Pretty happy with my both my kids shooting this year however my oldest has really stepped up her game. Last night she shot her personal best 299 20x on a Vegas face at 20 yards in our datus's kids league.


----------



## swbuckmaster (Sep 14, 2007)

If any of you guys have kids that shoot a compound bow and want them to actually hit anything this fall nows the time to get them ready.
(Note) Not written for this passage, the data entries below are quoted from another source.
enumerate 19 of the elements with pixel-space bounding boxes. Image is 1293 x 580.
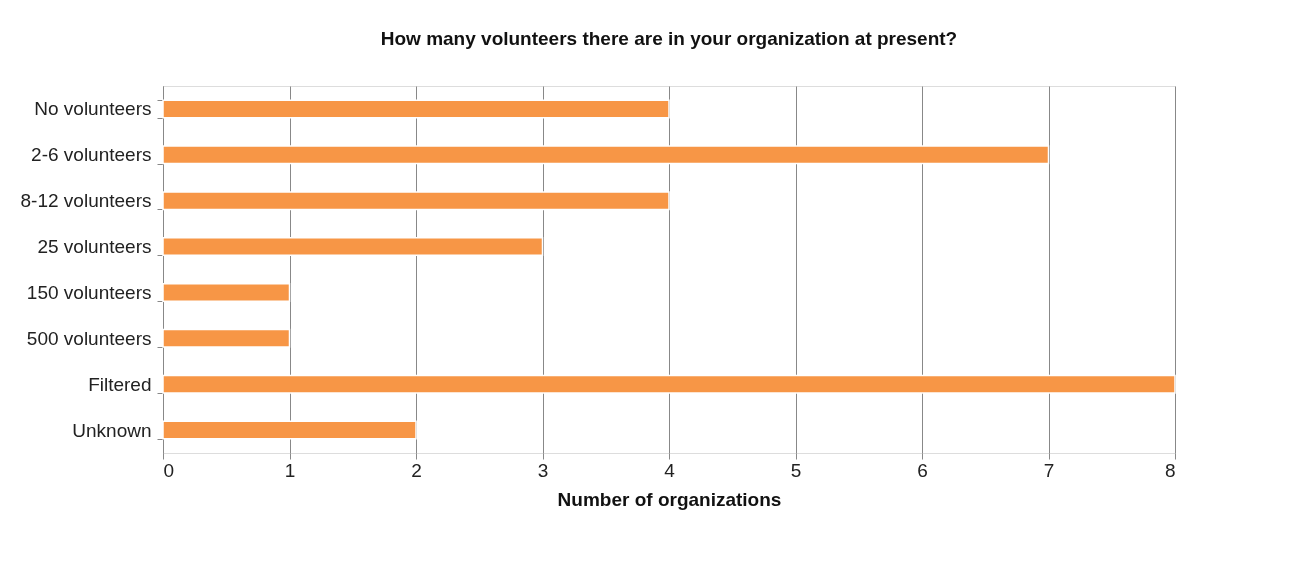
y-tick-label: 150 volunteers [26,281,152,303]
y-tick-label: 2-6 volunteers [31,144,152,166]
y-tick-label: 25 volunteers [37,236,152,258]
x-tick-label: 8 [1164,459,1176,481]
x-tick-label: 4 [664,459,676,481]
x-tick-label: 7 [1043,459,1055,481]
x-tick-label: 0 [163,459,175,481]
x-tick-label: 3 [537,459,549,481]
chart-title: How many volunteers there are in your organization at present? [380,28,958,49]
x-axis-title: Number of organizations [557,488,782,510]
y-tick-label: No volunteers [34,98,152,120]
x-tick-label: 2 [411,459,422,481]
y-tick-label: 8-12 volunteers [20,190,152,212]
x-tick-label: 5 [790,459,802,481]
y-tick-label: 500 volunteers [26,327,152,349]
y-tick-label: Filtered [88,373,152,395]
x-tick-label: 1 [284,459,296,481]
x-tick-label: 6 [917,459,928,481]
y-tick-label: Unknown [72,419,152,441]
Bring them down to Datus Friday nights at 7:00.


----------



## archerben (Sep 14, 2007)

That is some impressive shooting.


----------



## Critter (Mar 20, 2010)

When you are stating fact it isn't bragging. :first:

We need a archery smiley.


----------



## Old Fudd (Nov 24, 2007)

If U Got It Flaunt It . That Gal Can SHOOT!!!


----------



## longbow (Mar 31, 2009)

I've said it before and I'll say it again....Good Dad swbuckmaster.


----------



## colorcountrygunner (Oct 6, 2009)

I'm 30 and I'm trying to learn to shoot like that. Hopefully by August...


----------



## archerben (Sep 14, 2007)

colorcountrygunner said:


> I'm 30 and I'm trying to learn to shoot like that. Hopefully by August...


Join an indoor target league (preferably shooting the Vegas 3 spot face). There are many just starting. That is the absolute best 1st step to learning precision archery skills.


----------



## swbuckmaster (Sep 14, 2007)

colorcountrygunner said:


> I'm 30 and I'm trying to learn to shoot like that. Hopefully by August...


Jakes archery just started a league and there is plenty of room for another shooter. Thursday at 7:00 archerben, myself and my daughters also shoot that night.


----------